Dalam pemeriksaan awal, RM mengaku terpaksa terlibat karena desakan ekonomi dan utang menumpuk. Namun, penyidik tidak serta merta percaya begitu saja. Keduanya diketahui telah beberapa kali melakukan pengantaran dalam jumlah besar, yang menunjukkan tingkat keterlibatan lebih dari sekadar ‘kurir pemula’.
NA, sang anak, diketahui sempat bekerja sebagai karyawan toko namun berhenti setahun lalu. Setelahnya, ia kerap terlihat keluar malam bersama ibunya dengan alasan “mengambil paket pesanan.”
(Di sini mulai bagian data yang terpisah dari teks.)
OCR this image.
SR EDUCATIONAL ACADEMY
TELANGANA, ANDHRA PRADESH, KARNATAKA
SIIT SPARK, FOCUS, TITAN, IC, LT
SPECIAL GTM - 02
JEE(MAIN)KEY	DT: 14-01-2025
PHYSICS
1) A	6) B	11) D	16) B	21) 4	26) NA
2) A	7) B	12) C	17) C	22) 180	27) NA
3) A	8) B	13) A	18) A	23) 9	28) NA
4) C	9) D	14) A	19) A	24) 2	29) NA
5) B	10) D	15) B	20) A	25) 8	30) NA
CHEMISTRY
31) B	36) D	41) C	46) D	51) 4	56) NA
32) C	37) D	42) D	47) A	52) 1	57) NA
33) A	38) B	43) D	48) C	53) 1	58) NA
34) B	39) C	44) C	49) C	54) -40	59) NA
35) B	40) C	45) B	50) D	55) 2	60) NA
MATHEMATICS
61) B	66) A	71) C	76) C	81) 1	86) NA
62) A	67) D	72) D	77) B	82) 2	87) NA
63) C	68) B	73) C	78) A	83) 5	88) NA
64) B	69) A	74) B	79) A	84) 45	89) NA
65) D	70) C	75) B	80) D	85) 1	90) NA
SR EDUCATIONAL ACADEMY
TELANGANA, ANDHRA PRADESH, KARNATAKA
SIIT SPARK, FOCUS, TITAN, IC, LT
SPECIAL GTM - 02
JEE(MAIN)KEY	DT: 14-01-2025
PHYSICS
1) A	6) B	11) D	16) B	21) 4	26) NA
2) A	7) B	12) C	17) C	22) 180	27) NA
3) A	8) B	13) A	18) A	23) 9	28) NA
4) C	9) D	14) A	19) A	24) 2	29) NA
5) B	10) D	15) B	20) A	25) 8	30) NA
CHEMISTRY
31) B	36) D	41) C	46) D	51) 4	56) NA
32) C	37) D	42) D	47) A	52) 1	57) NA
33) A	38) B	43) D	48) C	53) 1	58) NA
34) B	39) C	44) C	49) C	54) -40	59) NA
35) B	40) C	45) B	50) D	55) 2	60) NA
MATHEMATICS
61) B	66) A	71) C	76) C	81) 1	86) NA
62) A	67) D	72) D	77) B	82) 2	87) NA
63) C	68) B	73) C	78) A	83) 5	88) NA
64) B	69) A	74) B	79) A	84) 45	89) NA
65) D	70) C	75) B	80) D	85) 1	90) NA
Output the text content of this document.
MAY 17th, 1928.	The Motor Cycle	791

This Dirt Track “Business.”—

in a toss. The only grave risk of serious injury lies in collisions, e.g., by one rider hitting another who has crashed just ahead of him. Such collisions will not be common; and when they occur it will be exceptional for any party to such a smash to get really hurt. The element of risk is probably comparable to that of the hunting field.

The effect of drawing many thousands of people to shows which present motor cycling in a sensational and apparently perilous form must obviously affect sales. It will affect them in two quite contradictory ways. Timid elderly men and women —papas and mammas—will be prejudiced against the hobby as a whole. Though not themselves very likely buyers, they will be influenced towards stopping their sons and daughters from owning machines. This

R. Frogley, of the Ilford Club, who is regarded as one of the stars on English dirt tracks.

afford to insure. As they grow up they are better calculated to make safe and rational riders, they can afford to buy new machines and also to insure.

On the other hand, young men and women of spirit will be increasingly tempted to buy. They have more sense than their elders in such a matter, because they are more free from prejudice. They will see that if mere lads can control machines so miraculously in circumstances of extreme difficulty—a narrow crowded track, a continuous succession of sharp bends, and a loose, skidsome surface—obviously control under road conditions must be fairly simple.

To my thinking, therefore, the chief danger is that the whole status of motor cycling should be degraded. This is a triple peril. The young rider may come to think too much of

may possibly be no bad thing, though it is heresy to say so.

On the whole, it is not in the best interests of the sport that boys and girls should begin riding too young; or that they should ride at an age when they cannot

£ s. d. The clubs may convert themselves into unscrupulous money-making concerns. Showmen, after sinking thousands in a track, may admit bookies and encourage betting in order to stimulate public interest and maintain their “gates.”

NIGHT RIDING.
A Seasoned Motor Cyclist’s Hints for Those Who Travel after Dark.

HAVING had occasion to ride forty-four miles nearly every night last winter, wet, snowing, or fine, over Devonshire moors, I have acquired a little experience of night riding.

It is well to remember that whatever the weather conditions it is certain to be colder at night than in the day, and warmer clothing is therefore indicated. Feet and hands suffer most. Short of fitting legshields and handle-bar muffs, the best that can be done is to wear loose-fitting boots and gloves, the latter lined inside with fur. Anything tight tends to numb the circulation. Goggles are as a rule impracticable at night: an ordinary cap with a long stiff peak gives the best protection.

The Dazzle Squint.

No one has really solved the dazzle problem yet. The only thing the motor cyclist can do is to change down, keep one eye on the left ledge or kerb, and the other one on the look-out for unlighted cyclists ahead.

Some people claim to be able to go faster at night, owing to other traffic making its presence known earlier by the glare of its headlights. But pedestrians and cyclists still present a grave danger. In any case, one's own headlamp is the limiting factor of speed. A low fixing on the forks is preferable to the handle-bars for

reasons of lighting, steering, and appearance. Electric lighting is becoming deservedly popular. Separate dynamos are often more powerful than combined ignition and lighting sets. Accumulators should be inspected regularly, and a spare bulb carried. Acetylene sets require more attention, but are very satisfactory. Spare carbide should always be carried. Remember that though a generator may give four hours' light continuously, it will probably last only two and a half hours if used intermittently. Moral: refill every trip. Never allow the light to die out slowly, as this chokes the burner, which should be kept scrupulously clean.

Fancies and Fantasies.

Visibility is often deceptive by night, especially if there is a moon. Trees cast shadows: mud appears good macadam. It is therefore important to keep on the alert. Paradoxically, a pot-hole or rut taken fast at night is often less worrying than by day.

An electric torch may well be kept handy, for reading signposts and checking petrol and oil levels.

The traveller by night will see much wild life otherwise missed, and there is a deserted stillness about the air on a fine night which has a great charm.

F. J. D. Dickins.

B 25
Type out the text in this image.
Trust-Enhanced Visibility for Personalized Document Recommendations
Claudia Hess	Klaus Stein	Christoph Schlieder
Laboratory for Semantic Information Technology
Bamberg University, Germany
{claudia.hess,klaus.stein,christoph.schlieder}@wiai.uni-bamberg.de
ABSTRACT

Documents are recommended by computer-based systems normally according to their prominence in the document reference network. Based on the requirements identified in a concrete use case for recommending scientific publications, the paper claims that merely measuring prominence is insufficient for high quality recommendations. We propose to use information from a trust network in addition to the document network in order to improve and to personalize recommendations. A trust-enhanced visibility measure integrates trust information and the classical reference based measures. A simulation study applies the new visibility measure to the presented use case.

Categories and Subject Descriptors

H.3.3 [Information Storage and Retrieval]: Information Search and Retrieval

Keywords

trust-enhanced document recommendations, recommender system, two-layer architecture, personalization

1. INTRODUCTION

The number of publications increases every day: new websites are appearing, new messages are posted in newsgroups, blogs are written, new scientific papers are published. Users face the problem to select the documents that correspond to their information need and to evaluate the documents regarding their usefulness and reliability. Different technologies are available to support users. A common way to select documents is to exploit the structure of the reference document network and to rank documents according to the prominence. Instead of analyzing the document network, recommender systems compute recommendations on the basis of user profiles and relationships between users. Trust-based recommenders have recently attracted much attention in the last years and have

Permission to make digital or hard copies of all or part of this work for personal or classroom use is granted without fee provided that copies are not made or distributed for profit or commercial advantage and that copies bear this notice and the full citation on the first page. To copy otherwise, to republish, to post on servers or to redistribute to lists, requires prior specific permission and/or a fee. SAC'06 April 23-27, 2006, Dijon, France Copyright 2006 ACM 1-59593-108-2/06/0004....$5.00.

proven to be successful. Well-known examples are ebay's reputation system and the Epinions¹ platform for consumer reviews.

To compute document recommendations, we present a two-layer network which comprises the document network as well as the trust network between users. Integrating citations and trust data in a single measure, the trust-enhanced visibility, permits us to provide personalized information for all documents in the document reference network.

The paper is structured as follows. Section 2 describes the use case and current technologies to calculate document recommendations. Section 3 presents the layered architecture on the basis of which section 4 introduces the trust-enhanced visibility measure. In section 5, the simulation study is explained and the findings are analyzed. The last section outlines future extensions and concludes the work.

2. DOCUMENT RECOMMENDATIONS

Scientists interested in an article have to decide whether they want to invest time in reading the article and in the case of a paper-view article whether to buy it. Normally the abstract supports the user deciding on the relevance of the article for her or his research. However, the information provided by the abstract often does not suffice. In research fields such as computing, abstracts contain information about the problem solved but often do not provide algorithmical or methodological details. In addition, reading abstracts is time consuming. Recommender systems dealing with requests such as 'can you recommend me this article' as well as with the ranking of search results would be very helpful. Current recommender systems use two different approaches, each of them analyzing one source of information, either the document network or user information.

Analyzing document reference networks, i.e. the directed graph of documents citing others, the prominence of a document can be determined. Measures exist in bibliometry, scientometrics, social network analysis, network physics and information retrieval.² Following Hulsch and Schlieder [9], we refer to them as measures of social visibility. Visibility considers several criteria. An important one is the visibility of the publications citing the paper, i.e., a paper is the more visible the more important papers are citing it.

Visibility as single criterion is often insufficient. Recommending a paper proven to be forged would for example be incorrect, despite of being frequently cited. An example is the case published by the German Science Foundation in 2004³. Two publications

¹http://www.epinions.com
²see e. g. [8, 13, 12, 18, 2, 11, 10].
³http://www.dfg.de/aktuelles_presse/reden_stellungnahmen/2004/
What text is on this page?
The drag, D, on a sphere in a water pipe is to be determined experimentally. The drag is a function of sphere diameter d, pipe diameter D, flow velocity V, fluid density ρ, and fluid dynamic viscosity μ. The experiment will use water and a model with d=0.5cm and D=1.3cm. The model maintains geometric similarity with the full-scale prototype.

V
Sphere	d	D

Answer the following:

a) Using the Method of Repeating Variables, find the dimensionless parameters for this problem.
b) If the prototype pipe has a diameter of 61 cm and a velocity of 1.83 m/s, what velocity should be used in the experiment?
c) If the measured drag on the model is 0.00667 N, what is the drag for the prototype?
“Kami akan telusuri apakah keduanya bagian dari jaringan yang lebih besar. Tidak tertutup kemungkinan mereka memiliki peran penting di level lokal,” tambah Johny.
Reaksi Masyarakat: Miris dan Marah
Kisah ini dengan cepat menyebar di media sosial dan memancing beragam reaksi. Banyak netizen menyatakan keprihatinan dan kesedihan melihat kehancuran nilai keluarga akibat bisnis haram narkoba. Sebagian lain mengkritik lemahnya pengawasan sosial di lingkungan padat penduduk.
“Kalau seorang ibu sudah mengajak anaknya sendiri jadi kurir narkoba, berarti kita sedang hadapi krisis moral yang serius,” tulis seorang pengguna Twitter.
Ancaman Hukuman Berat Menanti
Keduanya kini dijerat dengan Undang-Undang Nomor 35 Tahun 2009 tentang Narkotika, dengan ancaman hukuman maksimal 20 tahun penjara atau bahkan pidana seumur hidup, tergantung dari berat barang bukti dan peran yang dimainkan.
BNNP DKI menegaskan bahwa kasus ini akan diproses secara transparan dan menjadi peringatan keras bagi siapa pun yang masih terlibat dalam jaringan narkotika, baik sebagai pengedar, kurir, maupun pelindung.
Penangkapan ibu dan anak dalam kasus peredaran narkoba ini bukan sekadar data statistik, melainkan cermin retaknya fondasi moral dan ekonomi masyarakat perkotaan. Di balik bisnis haram yang menjanjikan uang cepat, tersimpan risiko kehancuran hidup, hubungan keluarga, dan masa depan. Semoga kasus ini membuka mata kita semua bahwa narkoba bukan hanya musuh negara, tetapi juga perusak nilai paling dasar: keluarga.